Futenma base foes gird for battle

AP, Kyodo

Threatening lawsuits and protests, opponents are gearing up to fight a decision by Okinawa’s governor that could pave the way for the construction of a new U.S. military base in the prefecture.

The new air station is intended to reduce the impact of the heavy U.S. military presence in Okinawa by replacing another base in a more congested area, but opponents want the operations moved outside the prefecture completely.

“What the governor has done is unforgivable,” Yuichi Higa, head of the municipal assembly in the city of Nago, said in an interview. Nago is the planned site for the new base.

“Residents who are opposed will surely resort to the use of force, such as blocking roads, to stop this from happening,” Higa said.

Hiroshi Ashitomi, head of a Nago group opposing the base, said his organization would file a lawsuit challenging the governor’s decision.

Gov. Hirokazu Nakaima on Friday approved the Defense Ministry’s application to fill in land in Nago needed to build the proposed facility off the coast of the Henoko district. It would replace U.S. Marine Corps Air Station Futenma in Ginowan.

But Nakaima later told a news conference that he would continue pressing for the American troops based in Futenma to be moved outside Okinawa entirely. He has asked that Futenma be closed within five years, while the new base wouldn’t open until 2022, under current plans.

“My thinking remains it would be fastest to relocate (the base) outside the prefecture to a place where there is already an airport,” he said.

U.S. defense officials told reporters that troops could move to the new base sooner if construction makes rapid progress.

The new air station is part of a Japan-U.S. agreement that would also move 9,000 marines outside Okinawa, including by transferring 5,000 to the Pacific island of Guam, a U.S. territory. Pentagon chief Chuck Hagel said the effort to realign American troops in Okinawa was “absolutely critical to the United States’ ongoing re-balance” to the Asia-Pacific region.

“Moving forward with this plan will reduce our footprint in the most populated part of Okinawa . . . while sustaining U.S. military capabilities vital to the peace and security of the region,” the defense chief said in a statement.

The debate over the future of the Futenma base dates to 1996, when Washington and Tokyo signed an agreement to move its operations elsewhere in Okinawa. In 2006, the two countries agreed to shift the base to the relatively unpopulated Henoko district in Nago.

But after the Democratic Party of Japan took power in 2009, it raised the possibility of removing the base from Okinawa. While it later agreed to abide by the Henoko plan, the proposal energized a movement aimed at moving the base outside Okinawa altogether.

U.S. Sen. John McCain, a top Republican on the Senate Armed Services Committee, called Nakaima’s decision a major achievement “after 17 years of hard work and setbacks.”

Around half of the 50,000 U.S. troops deployed in Japan are in Okinawa, and many residents complain about base-related crime, noise and the risk of accidents. Some feel the prefecture is bearing an unfair share of the burden of protecting Japan from attack.

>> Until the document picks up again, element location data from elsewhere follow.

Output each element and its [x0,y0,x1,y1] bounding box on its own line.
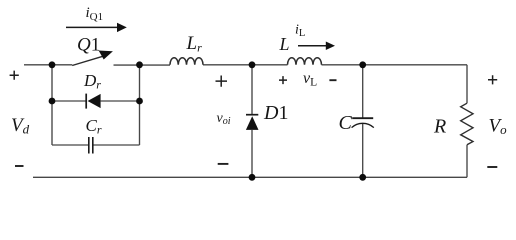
svg-text:D1: D1 [263,102,288,124]
svg-text:iQ1: iQ1 [86,5,104,23]
polarity minus Vo [487,166,497,168]
polarity plus Vo [488,75,497,84]
polarity minus Vd [15,165,24,167]
polarity plus vL [279,76,287,84]
wire Dr row right [101,100,140,102]
svg-text:voi: voi [217,111,231,127]
svg-text:Lr: Lr [186,33,203,55]
wire top rail: Lr to node C [203,64,288,66]
resistor R zigzag [461,103,473,145]
polarity minus vL [329,79,336,81]
svg-text:C: C [339,112,353,134]
wire D1 branch lower [251,130,253,177]
svg-text:Cr: Cr [86,116,102,137]
polarity plus Vd [10,71,19,80]
capacitor Cr left plate [88,137,90,154]
diode Dr triangle [88,94,101,108]
node D junction dot [359,61,366,68]
svg-text:Q1: Q1 [77,34,100,55]
wire Dr-Cr left leg [51,65,53,145]
wire Dr row left [52,100,86,102]
inductor L coil [288,58,322,65]
svg-text:Vo: Vo [489,116,508,138]
svg-text:L: L [279,34,290,54]
wire right branch lower [466,145,468,178]
svg-text:iL: iL [295,23,305,40]
switch Q1 arrowhead [99,51,113,60]
junction dot Dr left [49,98,56,105]
polarity minus voi [218,163,229,165]
inductor Lr coil [170,58,203,65]
polarity plus voi [216,76,228,87]
capacitor Cr right plate [92,137,94,154]
wire top rail: source + terminal to node A [24,64,72,66]
svg-text:Dr: Dr [83,71,101,92]
node A junction dot [49,61,56,68]
capacitor C top plate [352,117,373,119]
current arrow iL [298,42,335,51]
wire C branch upper [362,65,364,118]
svg-text:vL: vL [303,70,317,89]
svg-text:R: R [433,116,446,138]
wire D1 branch upper [251,65,253,115]
diode Dr cathode bar [85,94,87,109]
current arrow iQ1 [66,23,127,32]
wire top rail: switch right contact to node B [114,64,171,66]
wire top rail: L to top-right corner [322,64,468,66]
diode D1 triangle [246,116,259,130]
diode D1 cathode bar [246,114,258,116]
wire Cr row left [52,144,89,146]
junction dot bottom C [359,174,366,181]
node C junction dot [249,61,256,68]
node B junction dot [136,61,143,68]
junction dot bottom D1 [249,174,256,181]
wire right branch upper [466,65,468,103]
capacitor C curved plate [352,123,374,127]
junction dot Dr right [136,98,143,105]
wire Cr row right [93,144,139,146]
wire Dr-Cr right leg [139,65,141,145]
svg-text:Vd: Vd [11,115,30,137]
wire C branch lower [362,123,364,177]
wire bottom rail [33,176,467,178]
switch Q1 blade [72,56,104,66]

A key factor could be the outcome of a mayoral election in Nago next month that pits an opponent of the Henoko plan against a supporter.

“The governor is taking a risk putting the prestige of his office behind the project,” said Jun Okumura, a political analyst and former central government official. “I still don’t see the project going forward without the consent of the Nago mayor, but I see that this improves the chances of success,” Okumura said.

“The government of Japan is poised to take whatever measures are necessary to maintain a strong deterrent while reducing the burden on the people of Okinawa,” said Chief Cabinet Secretary Yoshihide Suga.

The politically difficult decision came only after Prime Minister Shinzo Abe met with Nakaima on Wednesday and offered him an impressive economic package that included pledges of increased financial assistance for Okinawa.

Some outside of the prefecture have already started to ask what Abe aims to do next as part of his ambition to rework the country’s defense posture, which is heavily reliant on the U.S.

Jungen Tamura, a member of the Iwakuni Municipal Assembly in Yamaguchi Prefecture, has already faced that dilemma, because the city hosts the U.S. Iwakuni air station, which is seen as strategically important amid North Korea’s missile and nuclear threats.

“I do understand the logic that Okinawa’s base-hosting burden should be reduced and other parts of Japan may have to share it,” Tamura said. “The level of burden Japan shoulders as a whole won’t change, and Iwakuni tends to be the alternative to Okinawa.”